部屋に入ると、そこに居たのは一人の少年であった。
「名前は?」
小形は取り調べに入るような顔つきで少年と目を合わせる。
「課長。それじゃあ喋ってくれることも喋ってくれませんよ。じゃあ君の名前はなんて言うんすか?」
怖面の小形に比べて、満面の笑みで少年を見る高山。この二人の飴と鞭のような審問の前では、誰も真実を話すことは部署内では有名であった。
「えっと、、、前下です。中学二年で、、その、、被害者の人には、直前までカツアゲされてたんです。ほら、、僕ひ弱そうに見えますから」
「なら、君はその後解放されたと?」
「いえ、、そうではなくて、、なんか謎の仮面?を付けた人が助けてくれたんです」
「仮面すか?その人は何か持っていましたか?」
「何も持ってなかったと思います。僕は一目散にそこから逃げたので何か見ていたんではないんですが、、発見場所と同じところでしたので」
「成程、分かった。協力感謝する」
小形は持っていたノートをバンと机に叩き、部屋を後にする。
「課長。まだ聞かなくていいんすか?」
「大丈夫。おそらく犯人はヒーローごっこに溺れた奴だ。所謂愉快犯というやつだろう」
「ですが、そんな愉快犯が武器なしで勝てるとは」
「馬鹿それを探すのが俺らだ。ほら聞き込みに行くぞ」
小形と高山は街へと向かった。小形は危惧していた。もし本当に犯人が愉快犯だとするのなら、犠牲者は更に出る可能性が高いからである。
そのころ竹田は、憂さ晴らしに叫んだ後、トイレを出た。あまり遅過ぎて、誰かに探されでもしたら面倒だからである。
「あ、竹田くん居た!」
そうやって声をかけたのは浅尾であった。浅尾は竹田を見るなり、急いで近づいてきた。
「休み時間終わってて、戻ってこないからさ。みんなあの事件の後だし、心配してたよ」
「あ、ありがとう。ちょっとお腹が痛くて」
「なら早く教室に戻って。今日はもうお終いだって」
浅尾は回れ右をして、教室の方へ戻って行った。教室に戻ると原田が竹田に酷く注意をした。あの時間の後だからみんながピリピリとしていた。
帰りも同じく集団下校であった。帰り道では皆はなぜ登校させられたのかについての不満を言い合っていた。
家に帰ると母さんは仕事に出かけた後らしい。

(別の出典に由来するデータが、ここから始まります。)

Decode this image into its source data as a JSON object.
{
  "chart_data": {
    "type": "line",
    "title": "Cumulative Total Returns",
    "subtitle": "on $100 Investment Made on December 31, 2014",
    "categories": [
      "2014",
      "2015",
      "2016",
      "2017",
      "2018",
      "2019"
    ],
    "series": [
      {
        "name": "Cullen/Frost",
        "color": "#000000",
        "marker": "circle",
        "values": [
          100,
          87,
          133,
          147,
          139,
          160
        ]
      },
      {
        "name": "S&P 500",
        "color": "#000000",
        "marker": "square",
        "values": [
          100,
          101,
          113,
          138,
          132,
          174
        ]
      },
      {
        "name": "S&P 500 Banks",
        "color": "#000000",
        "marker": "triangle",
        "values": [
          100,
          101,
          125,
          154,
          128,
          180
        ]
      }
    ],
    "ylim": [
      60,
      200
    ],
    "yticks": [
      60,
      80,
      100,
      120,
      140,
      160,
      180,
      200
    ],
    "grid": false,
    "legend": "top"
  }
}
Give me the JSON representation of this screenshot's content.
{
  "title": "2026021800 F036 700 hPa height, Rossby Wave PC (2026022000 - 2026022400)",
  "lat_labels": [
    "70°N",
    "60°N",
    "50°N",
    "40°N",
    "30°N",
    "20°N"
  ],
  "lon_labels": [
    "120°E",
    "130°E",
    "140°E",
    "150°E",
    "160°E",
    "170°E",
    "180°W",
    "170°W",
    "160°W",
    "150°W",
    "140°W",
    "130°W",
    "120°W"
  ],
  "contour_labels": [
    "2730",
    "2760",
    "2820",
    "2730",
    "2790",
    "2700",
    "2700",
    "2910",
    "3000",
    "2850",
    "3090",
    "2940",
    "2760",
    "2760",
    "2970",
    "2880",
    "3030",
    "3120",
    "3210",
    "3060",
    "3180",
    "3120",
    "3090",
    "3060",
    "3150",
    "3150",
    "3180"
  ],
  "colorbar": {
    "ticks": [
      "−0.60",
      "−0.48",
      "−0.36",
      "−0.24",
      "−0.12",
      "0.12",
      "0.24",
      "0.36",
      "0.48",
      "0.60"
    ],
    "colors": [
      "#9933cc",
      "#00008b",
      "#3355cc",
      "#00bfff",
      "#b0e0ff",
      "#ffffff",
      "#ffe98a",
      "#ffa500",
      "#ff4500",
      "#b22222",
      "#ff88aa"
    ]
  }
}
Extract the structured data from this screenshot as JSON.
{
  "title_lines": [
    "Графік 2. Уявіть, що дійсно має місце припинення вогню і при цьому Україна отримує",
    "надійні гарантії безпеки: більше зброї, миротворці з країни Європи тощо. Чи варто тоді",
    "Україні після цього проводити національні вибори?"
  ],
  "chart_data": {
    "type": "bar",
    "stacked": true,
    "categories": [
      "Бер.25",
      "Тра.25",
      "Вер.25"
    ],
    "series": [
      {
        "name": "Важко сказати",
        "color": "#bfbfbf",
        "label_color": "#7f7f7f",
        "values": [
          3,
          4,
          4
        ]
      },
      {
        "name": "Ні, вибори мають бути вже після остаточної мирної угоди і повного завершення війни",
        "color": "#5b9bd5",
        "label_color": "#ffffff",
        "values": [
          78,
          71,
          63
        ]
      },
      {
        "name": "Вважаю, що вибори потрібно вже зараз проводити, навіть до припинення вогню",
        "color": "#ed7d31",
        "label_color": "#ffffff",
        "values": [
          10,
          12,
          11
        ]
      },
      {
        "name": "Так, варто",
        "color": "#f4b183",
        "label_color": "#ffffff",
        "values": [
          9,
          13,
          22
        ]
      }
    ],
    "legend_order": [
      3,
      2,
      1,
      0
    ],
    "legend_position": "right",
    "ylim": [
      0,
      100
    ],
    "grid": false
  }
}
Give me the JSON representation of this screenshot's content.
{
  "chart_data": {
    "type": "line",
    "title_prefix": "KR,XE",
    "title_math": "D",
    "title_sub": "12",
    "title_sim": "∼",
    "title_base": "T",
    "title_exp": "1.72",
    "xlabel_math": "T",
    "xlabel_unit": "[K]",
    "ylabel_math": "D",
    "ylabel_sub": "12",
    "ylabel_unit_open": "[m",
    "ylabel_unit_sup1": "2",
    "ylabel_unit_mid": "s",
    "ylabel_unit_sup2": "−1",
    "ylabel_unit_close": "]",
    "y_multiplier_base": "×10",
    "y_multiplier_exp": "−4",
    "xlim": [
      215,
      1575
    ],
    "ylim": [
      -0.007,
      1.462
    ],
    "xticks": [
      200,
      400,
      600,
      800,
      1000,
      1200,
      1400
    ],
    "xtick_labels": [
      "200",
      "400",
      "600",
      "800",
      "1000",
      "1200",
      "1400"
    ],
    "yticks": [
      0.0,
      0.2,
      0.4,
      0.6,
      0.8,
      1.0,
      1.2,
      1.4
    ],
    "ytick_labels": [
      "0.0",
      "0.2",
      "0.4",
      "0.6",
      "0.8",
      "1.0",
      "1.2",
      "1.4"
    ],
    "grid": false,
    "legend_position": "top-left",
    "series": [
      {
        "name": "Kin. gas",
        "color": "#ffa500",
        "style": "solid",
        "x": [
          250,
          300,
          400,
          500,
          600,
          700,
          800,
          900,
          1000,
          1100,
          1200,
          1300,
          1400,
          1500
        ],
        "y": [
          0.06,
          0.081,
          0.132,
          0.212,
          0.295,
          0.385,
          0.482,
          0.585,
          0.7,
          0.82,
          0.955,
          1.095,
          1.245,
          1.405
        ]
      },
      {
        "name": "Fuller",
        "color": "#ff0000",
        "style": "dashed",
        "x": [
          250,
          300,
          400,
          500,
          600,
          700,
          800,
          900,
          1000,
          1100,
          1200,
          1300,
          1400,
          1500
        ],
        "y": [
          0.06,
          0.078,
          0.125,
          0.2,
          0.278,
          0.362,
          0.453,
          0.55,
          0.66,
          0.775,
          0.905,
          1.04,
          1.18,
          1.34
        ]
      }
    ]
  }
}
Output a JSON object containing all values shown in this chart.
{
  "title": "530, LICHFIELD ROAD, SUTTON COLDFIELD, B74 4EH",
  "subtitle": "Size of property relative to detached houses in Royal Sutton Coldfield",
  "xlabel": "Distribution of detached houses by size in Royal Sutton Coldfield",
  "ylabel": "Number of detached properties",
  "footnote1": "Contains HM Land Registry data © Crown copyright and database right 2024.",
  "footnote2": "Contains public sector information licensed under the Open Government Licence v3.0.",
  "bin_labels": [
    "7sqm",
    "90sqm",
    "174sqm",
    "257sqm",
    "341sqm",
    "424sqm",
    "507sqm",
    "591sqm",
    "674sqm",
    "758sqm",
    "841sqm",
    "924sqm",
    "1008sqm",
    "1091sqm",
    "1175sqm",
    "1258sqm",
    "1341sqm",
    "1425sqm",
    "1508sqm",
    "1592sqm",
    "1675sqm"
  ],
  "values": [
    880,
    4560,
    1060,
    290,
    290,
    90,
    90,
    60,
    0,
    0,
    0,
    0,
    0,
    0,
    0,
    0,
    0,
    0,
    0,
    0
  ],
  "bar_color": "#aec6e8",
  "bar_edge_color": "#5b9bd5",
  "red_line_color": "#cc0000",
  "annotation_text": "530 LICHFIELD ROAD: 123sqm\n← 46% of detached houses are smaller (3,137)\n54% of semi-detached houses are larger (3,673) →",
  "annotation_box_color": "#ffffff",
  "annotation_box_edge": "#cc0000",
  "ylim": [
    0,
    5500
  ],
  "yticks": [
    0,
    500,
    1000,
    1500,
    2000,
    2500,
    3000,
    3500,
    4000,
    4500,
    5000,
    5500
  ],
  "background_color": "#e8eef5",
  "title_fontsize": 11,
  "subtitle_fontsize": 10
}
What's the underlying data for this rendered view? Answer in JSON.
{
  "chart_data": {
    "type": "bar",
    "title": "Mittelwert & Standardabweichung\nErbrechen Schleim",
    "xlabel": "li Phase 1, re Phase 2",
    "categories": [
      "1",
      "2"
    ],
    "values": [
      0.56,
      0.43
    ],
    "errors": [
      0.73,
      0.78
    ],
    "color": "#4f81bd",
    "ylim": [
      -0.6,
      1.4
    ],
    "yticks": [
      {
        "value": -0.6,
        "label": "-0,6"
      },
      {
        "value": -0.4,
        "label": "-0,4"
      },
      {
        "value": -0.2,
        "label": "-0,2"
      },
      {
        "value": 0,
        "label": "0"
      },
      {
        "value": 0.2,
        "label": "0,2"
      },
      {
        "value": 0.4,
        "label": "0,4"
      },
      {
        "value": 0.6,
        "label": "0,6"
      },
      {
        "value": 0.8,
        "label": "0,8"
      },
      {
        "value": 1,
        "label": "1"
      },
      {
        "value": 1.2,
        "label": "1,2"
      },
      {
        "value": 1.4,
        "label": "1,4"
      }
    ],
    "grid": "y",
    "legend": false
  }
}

冷蔵庫にはラップをかけて、オムライスが置かれていた。
「さぁ、タケッチ悪を裁きに行くプワ」
学校では窮屈そうに黙っていたプワコがワクワクとした表情で竹田に促す。
「無理だよ。もう人は殺したくない」
「タケッチは死んでもいいプワか?」
「良くない!!けど、、けど、、」
「タケッチももう分かってるんじゃないプワ?もう覚悟を決めるプワ」
竹田は否定していた。自身が生きるために悪人といえど、人を殺すなんて一線を超えているからだ。だが、どこかで巻き込まれた自分も被害者で仕方がないことであると思っているところもあったのだ。それに母のためにも死ぬわけにはいかないかったのである。
苦虫を噛み締めるような気持ちで竹田は決意をした。人を殺すと。
「俺に残された時間は後どれくらいなんだ?」
「4日プワ。悪人のレベルによって、エネルギーの蓄積具合が変わるプワ」
後四日、長いようで短いその期間は竹田を焦らすには十分であった。竹田は入念な計画を立てるために準備を進めることにした。